Tulane contracts Jung Hotel for students with COVID-19

Gabby Abrams, News Editor

Following an uptick in COVID-19 cases after Halloween, Tulane contracted with the Jung Hotel to house students who have tested positive for the virus. The Jung Hotel, located on Canal Street in the Central Business District, is occupied by 60 Tulane students and has a capacity for 158 more as of Wednesday night. 

Tulane is still using its other two isolation locations, Paterson Hall and the Hyatt Regency, to house students. Paterson Hall is used for students in isolation due to a positive COVID-19 test and has 76 students as of Wednesday. The Hyatt is for those quarantining due to being considered a close contact, having been within six feet of someone who tested positive for 15 minutes or more. 183 students are quarantining there as of Nov. 10. 

Sophomore Jessie Lehman tested positive for COVID-19 on Saturday, Nov. 7 and is currently isolating in the Jung Hotel. 

“I was called by my contact tracer to let me know that I tested positive, and she said that I could either go to the Jung Hotel where they were now placing people because I think Paterson had filled up at that point, or I could make my own accommodations,” Lehman said. 

Lehman chose to stay at the Jung Hotel because it was free and she is the only one of her friends who has tested positive for the virus thus far. Nurses and hotel staff members care for Lehman and other COVID-19 patients, delivering their meals to their door three times a day. 

“We are checked on by nurses several times a day — always once in the morning and once at night,” Lehman said. “They take your temperature and see if you need anything, and then yesterday and today I was also checked on once during the middle of the day just to see if I had any new symptoms or needed anything. And we are also given the nurse on duty’s phone number so we can text or call if we need medicine or need medical attention.” 

Unlike students quarantining in the Hyatt, students at the Jung Hotel are not given any “outside time.” However, between the hours of 8 a.m. and 8 p.m. they are allowed to go on short walks around the fourth floor hallway, where most Tulane students are residing, with a mask on. In order to avoid exposure to nurses and other staff members, students are told to keep their walks brief, if at all. 

Tulane Executive Director of Public Relations Mike Strecker is confident that using the Jung Hotel as an additional area of isolation will help reduce COVID-19 cases for the remainder of the semester. 

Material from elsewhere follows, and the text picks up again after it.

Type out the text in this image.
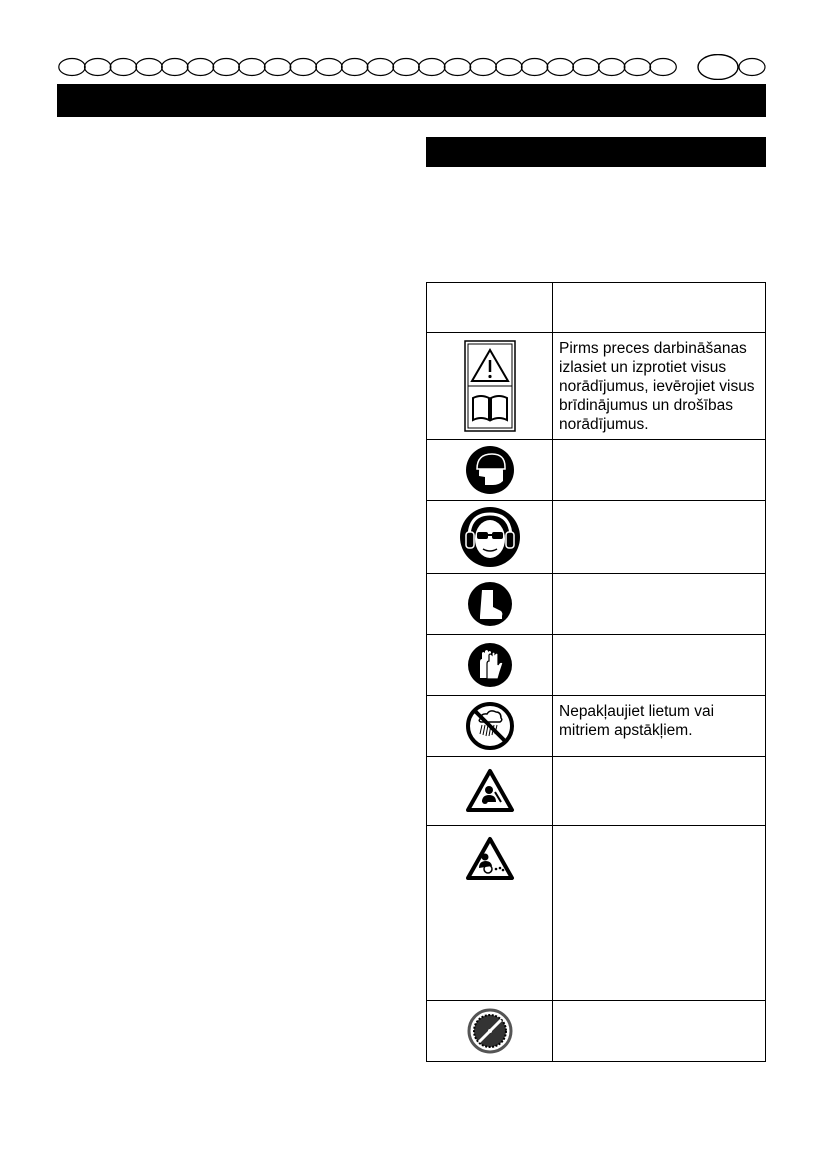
	Pirms preces darbināšanas izlasiet un izprotiet visus norādījumus, ievērojiet visus brīdinājumus un drošības norādījumus.

	Nepakļaujiet lietum vai mitriem apstākļiem.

“The recent uptick in COVID-19 cases following Hurricane Zeta and Halloween made it necessary that Tulane enact one of a variety of contingency plans — in place since before the beginning of the semester — to increase its capacity to isolate students who had tested positive for COVID-19,” Strecker said. “In response to this rise in cases, we have also greatly increased the frequency with which we test students and are already seeing encouraging signs that the increase in cases is leveling off. Through increased isolating space and stepped up testing efforts, we believe we can control further spread and, as a result, we will see our positivity rate return to its previous low levels — which were below the positivity rate for the city and state throughout the semester.”

Update Nov. 12: Students were initially allowed out on limited walks while quarantining at the Jung hotel but are now confined to their rooms, according to an email sent to students at 6:15 p.m. on Nov. 11.